Global Covid-19 death toll crosses 5mn mark
While it took just over a year for the toll to hit 2.5mn, the next 2.5mn deaths were recorded in just under eight months
WASHINGTON: Worldwide deaths related to Covid-19 surpassed 5 million on Friday, according to a Reuters tally, with unvaccinated people particularly exposed to the virulent Delta strain. More than half of all global deaths reported on a seven-day average were in the United States, Russia, Brazil, Mexico and India.
While it took just over a year for the Covid-19 death toll to hit 2.5 million, the next 2.5 million deaths were recorded in just under eight months, according to a Reuters analysis.
An average of 8,000 deaths were reported daily across the world over the last week, or around five deaths every minute. However, the global death rate has been slowing in recent weeks.
There has been increasing focus in recent days on getting vaccines to poorer nations, where many people are yet to receive a first dose, even as their richer counterparts have begun giving booster shots.
More than half of the world
has yet to receive at least one dose of a Covid-19 vaccine, according to Our World in Data.
The World Health Organization (WHO) this week said its Covax distribution programme would, for the first time, distribute shots only to countries with the lowest levels of coverage.
Co-led by the WHO, Covax has since January largely allocated doses proportionally
among its 140-plus beneficiary states according to population size. “For the October supply, we designed a different methodology, only covering participants with low sources of supply,” Mariangela Simao, WHO assistant director general for access to vaccines, said in a recording of a conference presentation last week posted on the WHO’S website.
US toll above 700,000
The United States, which has been battling vaccine misinformation that has caused about one-third of the population to avoid inoculations, surpassed 700,000 deaths on Friday, the highest toll of any country.

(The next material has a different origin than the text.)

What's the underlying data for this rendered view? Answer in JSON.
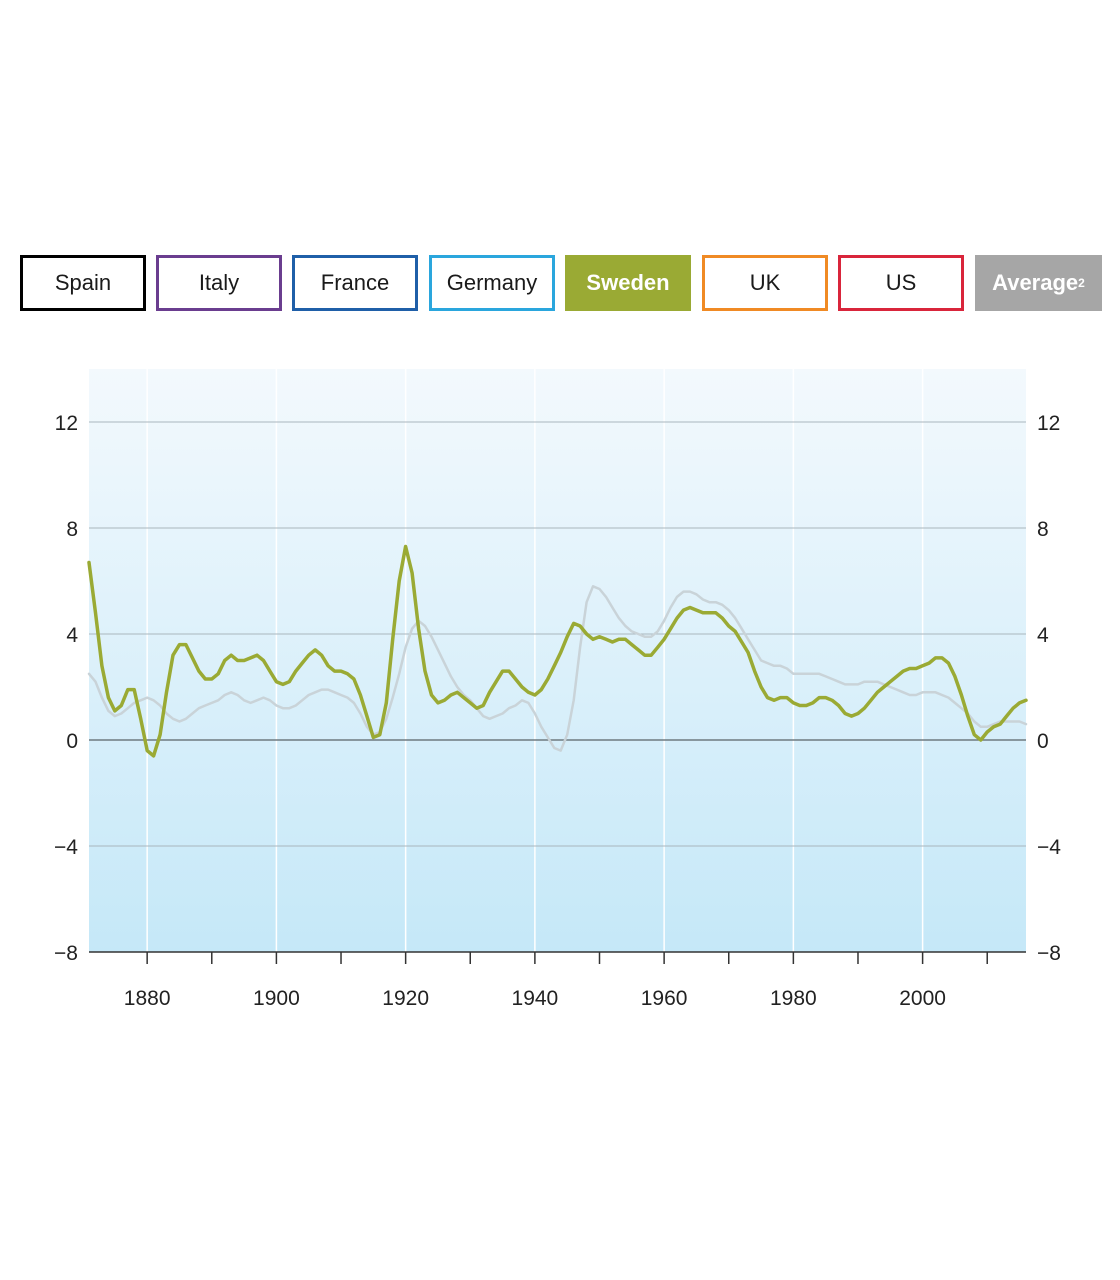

US cases and hospitalisations have been trending lower, but health officials are bracing for a possible resurgence as cooler
weather forces more activities indoors.
Meanwhile, US health officials are hoping data on Israeli military personnel can help clarify the risk of heart muscle inflammation in younger people who have received Pfizer/biontech booster shots - a potential factor for US regulators as they consider granting full approval of these boosters.